A minor one, but if I’m not mistaken, I think he also holds the lap record for Sandycove Island, has been unbeatable when he has raced it.

Draft remaining 2012 Schedule:
Olympic Marathon 10km swim Qualifier- Setubal Portugal June10th. That’s next Sunday folks!)
Great East Swim- Alton Lake, Britain 16th June
German Nationals- Großkrotzenburg, Germany 28th and 30th June
Olympics 10km, London, 10th August
Belgian Nationals- Hazewinkel,Belgium 26/27th August
European Championships- Piombino, Italy 12-16th September
I3 swim series- Kilaloe, Ireland 22/23rd September

I’m delighted to contribute towards LoneSwimmer.com [not as much as I am - Donal]; hopefully it will help me to reconnect with all the real open water swimmers at home. I’ve currently fallen out of the Irish national circuit as sadly most races I have had my eye on seem to clash with my international commitments.

Training Program:

I’m currently training in the High Performance Training Centre in the University of Limerick under Coach Ronald Claes. The centre is broken into development squads which hope to feed swimmers into the main ‘Elite Squad’ in which each athlete has the opportunity to compete at the highest level internationally.

The Elite squad program involves up to 10/11 swim sessions on a regular week.
Training starts in the morning on deck at 5.10a.m., where 20 – 30mins of dry land work is done.

Dry land involves:

  • Skipping (used as a warm-up).
  • Sit ups, back ups and plank variations. (To increase core stability strength and endurance in the pool to provide optimal streamline).
  • Shoulder endurance exercises and push ups.
  • Hand paddle stretch cord work. (Technique focus and strength endurance / power work).

Then to the pool! In the morning this can be from 5/6km up to 17/18km, all depending on time in the training cycle & season and the week intensity! Of course all swimmers in the squads are broken up into their groups based on their race distance. (Sprint / Middle / Distance / OW)

In the evening we begin at 2pm if we have a gym or circuit training, or 2.30pm if we just have a choice of land warm up/loosen out before the swim session. We begin in the water at 3pm. Distance in the evening is usually less ranging from 3 to 7km.

Pre-habilitate

Post all swim sessions a certain amount of ‘pre-habilitation’ is always carried out such as flexibility and general stretching, muscle control and core strength. Of course this includes shoulder control and stability work. Swimming is not a natural movement! We were not designed to rotate our arms thousands of times a day above our heads! (On average we’ll say 35 strokes a length and for 14km/280 lengths a day, in other words 9,800 times! And that’s a relatively low estimate personally)!

I do a lot of Internal and external rotations with a theraband twice a day after every session,

3×10 reps each arm working concentrically for 2 seconds and eccentrically for 4 seconds.

For me personally I find that if I go a few sessions without this I get a constant ‘niggling’ in my shoulder which is just something I can’t afford to worry about.
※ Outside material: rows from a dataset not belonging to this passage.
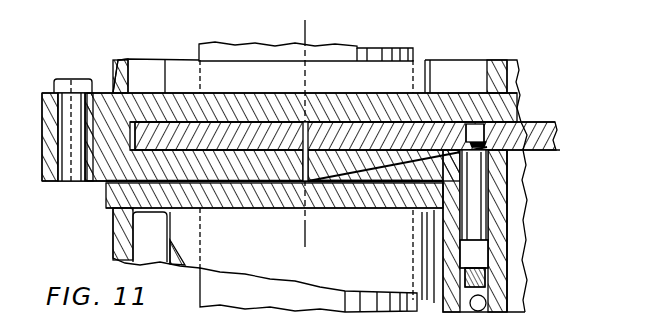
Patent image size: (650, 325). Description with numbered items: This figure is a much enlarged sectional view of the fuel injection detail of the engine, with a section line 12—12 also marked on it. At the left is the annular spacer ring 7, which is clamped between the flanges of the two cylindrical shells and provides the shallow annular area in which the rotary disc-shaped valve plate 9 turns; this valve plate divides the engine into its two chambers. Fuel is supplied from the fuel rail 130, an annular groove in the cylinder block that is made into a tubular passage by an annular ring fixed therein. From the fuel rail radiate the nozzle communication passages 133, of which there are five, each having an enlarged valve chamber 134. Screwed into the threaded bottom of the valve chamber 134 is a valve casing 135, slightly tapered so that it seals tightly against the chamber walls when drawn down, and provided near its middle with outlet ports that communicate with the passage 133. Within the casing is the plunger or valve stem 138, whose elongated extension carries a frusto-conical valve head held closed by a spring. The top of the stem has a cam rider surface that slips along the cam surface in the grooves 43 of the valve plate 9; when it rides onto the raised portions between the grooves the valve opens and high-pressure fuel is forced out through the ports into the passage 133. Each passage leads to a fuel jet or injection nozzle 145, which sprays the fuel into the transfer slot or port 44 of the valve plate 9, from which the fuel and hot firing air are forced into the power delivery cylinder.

The annular spacer ring 7 is at (42, 133).
The section line 12- 12 is at (302, 31).
The transfer slot or port 44 is at (311, 141).
The rotary disc-shaped valve plate 9 is at (490, 148).
The fuel jet or injection nozzle 145 is at (492, 151).
The grooves of the valve plate 43 is at (474, 143).
The plunger or valve stem 138 is at (482, 139).
The nozzle communication passages 133 is at (512, 173).
The valve casing 135 is at (494, 198).
The valve chamber 134 is at (488, 229).
The fuel rail 130 is at (487, 303).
The Elite Squad is supported by a coaching, sports science & medical team:

  • Full time coach
  • Dietician
  • Performance analyst
  • Chartered physiotherapist
  • Sports psychologist
  • Sports physiologist
  • Strength & conditioning
  • Medical officer

All areas which are of importance to high performance sport and development. Some support is used more than others but they are all vital ingredients on the way to success at the highest level.

I am very privileged to have such a structured and fully supported set up, I have been to many world-class squads over the past few years and have seen the training base of some of the world’s best and I can confidently say that in UL through the support of the Sports council, Swim Ireland and the University of Limerick we have the facilities to compete with any one of those international set ups.

Still there are no short cuts to success – only hard work and attention to detail and “Without self-discipline, success is impossible, period.” (Lou Holtz)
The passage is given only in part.